The possible impact of the later identified variants of SARS-CoV-2 may be similar to the earlier variants. Stevens et al. [23] analyzed the SARS-CoV-2 real-time PCR test Ct values in a population in Australia from the end of November 2021 to the end of March 2022 including ~26,388 PCR positive samples. This period overlapped with the emergence of the Omicron variant and there was indeed an inverse relationship between the Ct value and the number of cases of the Omicron variant in this included paper as in the Alpha and Delta variants from the other included studies.

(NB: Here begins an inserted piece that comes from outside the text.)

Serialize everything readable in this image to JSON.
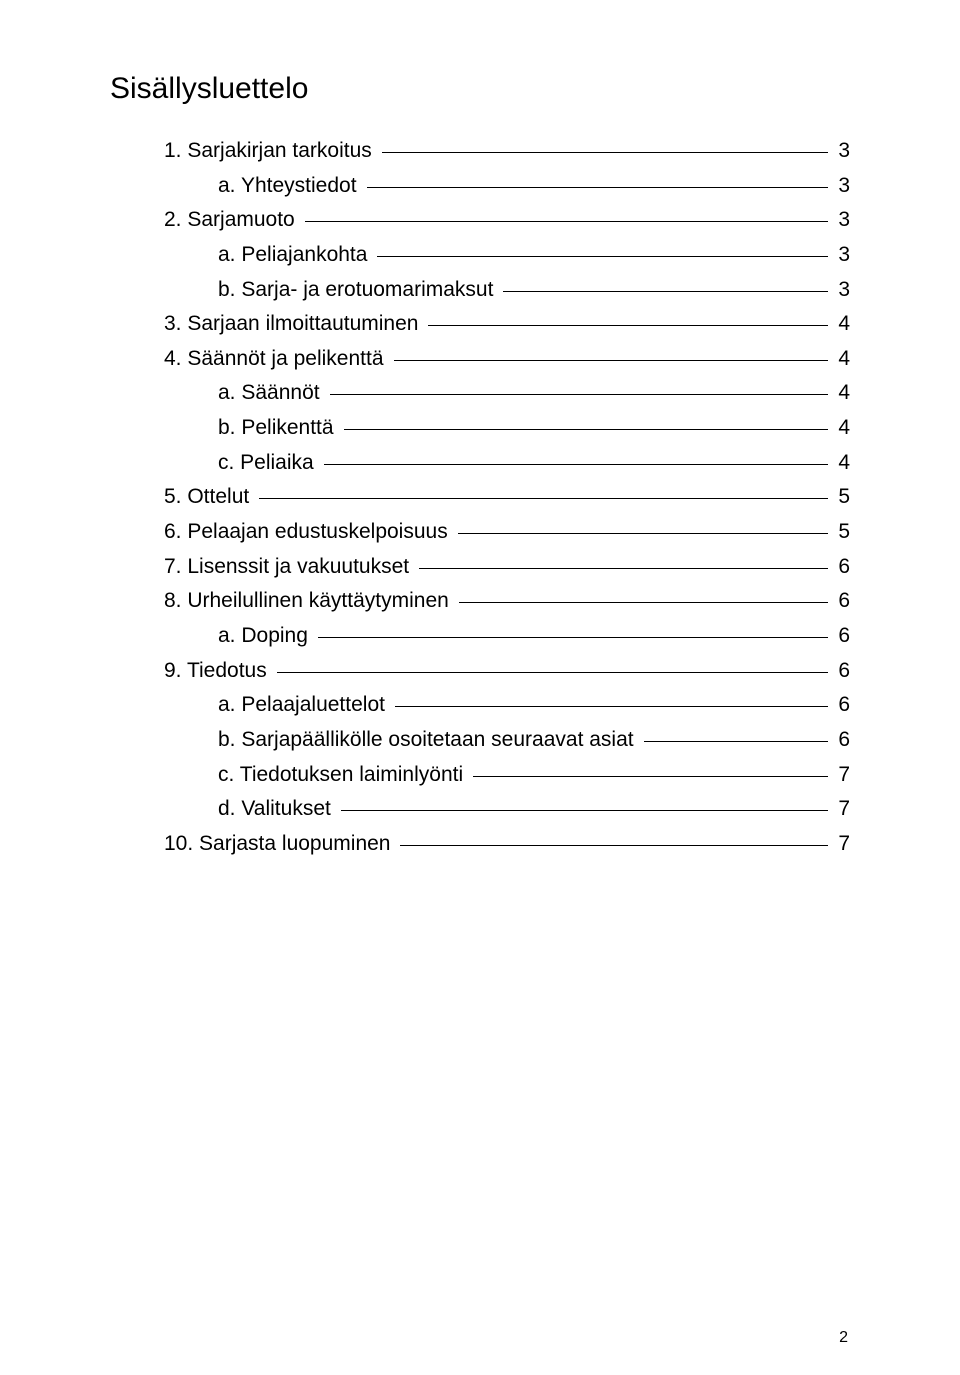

This review has several limitations due to heterogeneity among the included studies. The number of PCR positive samples included in the studies varied widely: not recorded in three studies [2, 23, 26], < 500 in two studies [16, 17] and 500 to ~800,000 in the remaining studies. There were several Ct value-related limitations such as a broad range of RT–PCR assays and PCR target genes. As SARS-CoV-2 viral load varies over time from initial infection [29,30,31,32,33,34,35], the absence of recording time since symptom onset in many studies was a limitation. Sample type can also affect Ct values [32] and less than half the included studies used nasopharyngeal samples with others using either a mix of sample types or not recording it. In addition, actual exposure was not measured, most studies looked at local populations for exposure (Ct values) and larger populations for outcome. However, one study validated a predictive model of SARS-CoV-2 prevalence trends from Ct values of samples from a closed system/single unit and then developed predictive models from Ct values of samples in a single unit to predict the regional epidemic trajectories [2]. Another study looked at temporal trends in Ct values in a single unit and how they correlated with future case numbers in that single unit [13].

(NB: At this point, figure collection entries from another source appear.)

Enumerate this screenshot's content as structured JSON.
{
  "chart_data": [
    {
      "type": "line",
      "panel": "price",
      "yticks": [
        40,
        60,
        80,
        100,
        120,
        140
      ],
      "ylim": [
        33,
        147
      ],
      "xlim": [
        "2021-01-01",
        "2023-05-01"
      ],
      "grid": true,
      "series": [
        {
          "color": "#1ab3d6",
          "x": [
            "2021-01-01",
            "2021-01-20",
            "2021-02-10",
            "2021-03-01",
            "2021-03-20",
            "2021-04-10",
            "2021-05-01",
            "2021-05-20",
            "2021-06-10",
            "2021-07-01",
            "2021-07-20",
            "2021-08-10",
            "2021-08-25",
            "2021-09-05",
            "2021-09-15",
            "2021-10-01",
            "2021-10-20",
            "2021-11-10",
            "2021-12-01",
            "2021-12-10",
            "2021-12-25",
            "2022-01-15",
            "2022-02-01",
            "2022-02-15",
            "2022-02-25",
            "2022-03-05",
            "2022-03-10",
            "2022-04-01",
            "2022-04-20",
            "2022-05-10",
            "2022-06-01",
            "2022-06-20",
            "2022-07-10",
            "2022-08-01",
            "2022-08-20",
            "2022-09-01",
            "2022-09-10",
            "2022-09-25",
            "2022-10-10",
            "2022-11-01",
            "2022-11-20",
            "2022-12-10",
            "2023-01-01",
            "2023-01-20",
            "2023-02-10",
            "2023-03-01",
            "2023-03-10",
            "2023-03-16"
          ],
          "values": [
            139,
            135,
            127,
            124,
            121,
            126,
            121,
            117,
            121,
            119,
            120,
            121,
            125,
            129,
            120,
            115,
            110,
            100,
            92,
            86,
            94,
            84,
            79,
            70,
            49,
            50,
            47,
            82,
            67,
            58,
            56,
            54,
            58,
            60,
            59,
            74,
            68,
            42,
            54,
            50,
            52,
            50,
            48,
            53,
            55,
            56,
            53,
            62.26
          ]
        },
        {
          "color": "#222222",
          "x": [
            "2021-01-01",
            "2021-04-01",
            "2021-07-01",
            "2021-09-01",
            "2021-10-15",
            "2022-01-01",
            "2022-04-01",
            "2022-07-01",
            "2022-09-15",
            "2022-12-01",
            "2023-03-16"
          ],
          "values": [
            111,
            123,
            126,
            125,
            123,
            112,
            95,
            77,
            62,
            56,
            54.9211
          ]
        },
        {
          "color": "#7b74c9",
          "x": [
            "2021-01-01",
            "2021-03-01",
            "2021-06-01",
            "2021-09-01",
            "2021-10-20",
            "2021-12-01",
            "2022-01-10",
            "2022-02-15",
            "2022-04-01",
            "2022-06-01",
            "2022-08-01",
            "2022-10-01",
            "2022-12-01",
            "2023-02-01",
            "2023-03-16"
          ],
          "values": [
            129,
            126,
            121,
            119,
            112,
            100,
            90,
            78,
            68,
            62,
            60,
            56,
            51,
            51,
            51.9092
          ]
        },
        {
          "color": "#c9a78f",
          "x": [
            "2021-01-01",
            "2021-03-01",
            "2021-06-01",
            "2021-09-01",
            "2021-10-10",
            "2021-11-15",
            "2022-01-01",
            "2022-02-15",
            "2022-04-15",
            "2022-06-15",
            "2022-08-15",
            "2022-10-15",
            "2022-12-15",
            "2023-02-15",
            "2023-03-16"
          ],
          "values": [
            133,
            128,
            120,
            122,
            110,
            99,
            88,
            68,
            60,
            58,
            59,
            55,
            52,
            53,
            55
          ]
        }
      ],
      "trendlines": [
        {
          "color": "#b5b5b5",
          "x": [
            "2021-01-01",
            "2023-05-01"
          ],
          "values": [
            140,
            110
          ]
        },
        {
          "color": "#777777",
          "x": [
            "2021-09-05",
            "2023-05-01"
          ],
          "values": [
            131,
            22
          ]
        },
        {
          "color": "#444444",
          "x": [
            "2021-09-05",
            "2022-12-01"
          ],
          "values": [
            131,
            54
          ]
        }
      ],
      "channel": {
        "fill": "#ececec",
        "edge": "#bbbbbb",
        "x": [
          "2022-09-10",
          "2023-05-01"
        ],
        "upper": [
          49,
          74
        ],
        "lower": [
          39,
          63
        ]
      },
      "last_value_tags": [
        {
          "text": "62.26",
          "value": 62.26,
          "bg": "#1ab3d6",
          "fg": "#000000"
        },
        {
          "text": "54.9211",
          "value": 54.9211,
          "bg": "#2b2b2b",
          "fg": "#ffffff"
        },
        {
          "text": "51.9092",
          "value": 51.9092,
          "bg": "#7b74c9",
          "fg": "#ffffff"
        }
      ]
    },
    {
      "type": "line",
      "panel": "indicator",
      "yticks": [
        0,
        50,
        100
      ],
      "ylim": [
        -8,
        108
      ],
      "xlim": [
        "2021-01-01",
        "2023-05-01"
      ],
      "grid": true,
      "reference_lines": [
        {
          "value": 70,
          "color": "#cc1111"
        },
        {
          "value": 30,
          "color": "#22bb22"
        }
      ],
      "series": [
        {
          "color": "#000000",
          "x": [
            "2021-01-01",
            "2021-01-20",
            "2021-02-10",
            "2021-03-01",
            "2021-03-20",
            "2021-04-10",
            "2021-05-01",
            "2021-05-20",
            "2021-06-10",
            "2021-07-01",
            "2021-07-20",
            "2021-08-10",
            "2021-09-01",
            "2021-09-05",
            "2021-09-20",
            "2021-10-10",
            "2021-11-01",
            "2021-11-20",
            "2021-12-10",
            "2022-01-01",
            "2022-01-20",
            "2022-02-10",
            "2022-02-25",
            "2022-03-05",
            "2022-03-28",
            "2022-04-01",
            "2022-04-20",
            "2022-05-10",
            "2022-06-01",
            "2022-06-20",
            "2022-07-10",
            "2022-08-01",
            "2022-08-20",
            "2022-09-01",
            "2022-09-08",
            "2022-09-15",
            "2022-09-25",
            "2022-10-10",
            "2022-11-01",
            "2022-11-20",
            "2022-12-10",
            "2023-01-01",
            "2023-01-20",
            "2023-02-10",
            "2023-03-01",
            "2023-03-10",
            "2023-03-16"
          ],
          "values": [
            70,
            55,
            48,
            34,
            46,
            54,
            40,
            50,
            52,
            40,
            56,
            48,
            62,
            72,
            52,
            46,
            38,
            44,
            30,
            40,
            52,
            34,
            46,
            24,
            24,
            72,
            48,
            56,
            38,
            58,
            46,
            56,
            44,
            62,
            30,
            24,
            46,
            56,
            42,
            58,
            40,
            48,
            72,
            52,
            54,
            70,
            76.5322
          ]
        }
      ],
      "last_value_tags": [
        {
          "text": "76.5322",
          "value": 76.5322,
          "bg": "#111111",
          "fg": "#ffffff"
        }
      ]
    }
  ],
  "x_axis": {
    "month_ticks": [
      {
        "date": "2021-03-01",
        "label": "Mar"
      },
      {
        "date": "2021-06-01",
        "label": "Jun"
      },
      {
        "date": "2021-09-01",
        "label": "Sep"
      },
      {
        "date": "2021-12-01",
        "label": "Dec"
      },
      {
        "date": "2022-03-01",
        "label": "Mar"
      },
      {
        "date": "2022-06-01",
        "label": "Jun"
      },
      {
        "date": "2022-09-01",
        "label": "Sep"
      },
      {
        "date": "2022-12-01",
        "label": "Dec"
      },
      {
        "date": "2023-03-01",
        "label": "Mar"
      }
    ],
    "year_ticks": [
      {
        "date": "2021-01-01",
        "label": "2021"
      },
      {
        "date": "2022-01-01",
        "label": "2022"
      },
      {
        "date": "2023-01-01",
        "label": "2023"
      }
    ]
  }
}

The limitations of the included studies notably strengthen the findings of this review. A correlation between Ct values and future number of cases is demonstrable despite the heterogeneity in sample types, PCR assays, and variants. The studies revealed sufficient evidence that the number of COVID-19 positive cases in the community rise around 2 weeks after a drop in the Ct values; thus, predicting a wave 1 month in advance may even be possible.

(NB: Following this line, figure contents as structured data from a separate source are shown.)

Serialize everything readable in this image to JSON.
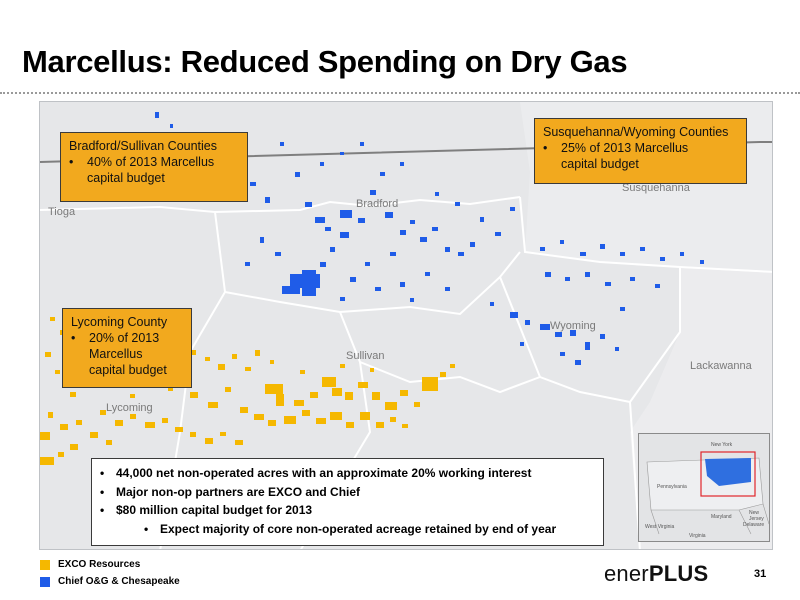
{
  "slide": {
    "title": "Marcellus: Reduced Spending on Dry Gas",
    "page_number": "31"
  },
  "map": {
    "county_labels": {
      "tioga": "Tioga",
      "bradford": "Bradford",
      "susquehanna": "Susquehanna",
      "wyoming": "Wyoming",
      "sullivan": "Sullivan",
      "lackawanna": "Lackawanna",
      "lycoming": "Lycoming"
    },
    "colors": {
      "background": "#e6e7e9",
      "county_line": "#ffffff",
      "state_line": "#7f7f7f",
      "chief_acreage": "#1f5ce8",
      "exco_acreage": "#f5b800",
      "callout_fill": "#f2a91e"
    }
  },
  "callouts": {
    "bradford": {
      "title": "Bradford/Sullivan Counties",
      "bullet_line1": "40% of 2013 Marcellus",
      "bullet_line2": "capital budget"
    },
    "susquehanna": {
      "title": "Susquehanna/Wyoming Counties",
      "bullet_line1": "25% of 2013 Marcellus",
      "bullet_line2": "capital budget"
    },
    "lycoming": {
      "title": "Lycoming County",
      "bullet_line1": "20% of 2013",
      "bullet_line2": "Marcellus",
      "bullet_line3": "capital budget"
    }
  },
  "info_box": {
    "bullets": [
      "44,000 net non-operated acres with an approximate 20% working interest",
      "Major non-op partners are EXCO and Chief",
      "$80 million capital budget for 2013"
    ],
    "sub_bullet": "Expect majority of core non-operated acreage retained by end of year"
  },
  "inset": {
    "labels": {
      "new_york": "New York",
      "pennsylvania": "Pennsylvania",
      "maryland": "Maryland",
      "new_jersey": "New Jersey",
      "delaware": "Delaware",
      "west_virginia": "West Virginia",
      "virginia": "Virginia"
    }
  },
  "legend": {
    "items": [
      {
        "label": "EXCO Resources",
        "color": "#f5b800"
      },
      {
        "label": "Chief O&G & Chesapeake",
        "color": "#1f5ce8"
      }
    ]
  },
  "logo": {
    "word1": "ener",
    "word2": "PLUS"
  }
}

However, there are several considerations for future work. Establishing an aggregated Ct cutoff value that predicts new waves with greater accuracy would be useful. As different RT–PCR methods report different Ct values, standard curves should be used to accurately quantify the expected viral copy number [36]. This would translate into better comparability between cohorts and more accurate correlation and prediction times. In addition, as sample type is known to affect Ct values [32], it would be useful to determine the impact of sample type on the correlation and prediction time of epidemic spread for future studies. The effect of the length of time from symptom onset to sample collection and testing should also be determined to examine whether there is an optimal time from symptom onset for correlation with disease epidemiology. The minimum number of cases needed to correctly assess the crossing of the Ct cutoff should also be established, and predictions should be validated across different pathogens and their variants. Public health decision-makers could then use the aggregated Ct cutoff value to estimate the prediction time to an upcoming wave and implement appropriate epidemic planning more efficiently in low-surveillance settings [2].

Conclusions

Ct values of current positive COVID-19 cases can be used to predict community infection rates at least 2 weeks in advance, irrespective of the prevalent variant or sample type and RT–PCR method used for diagnosis.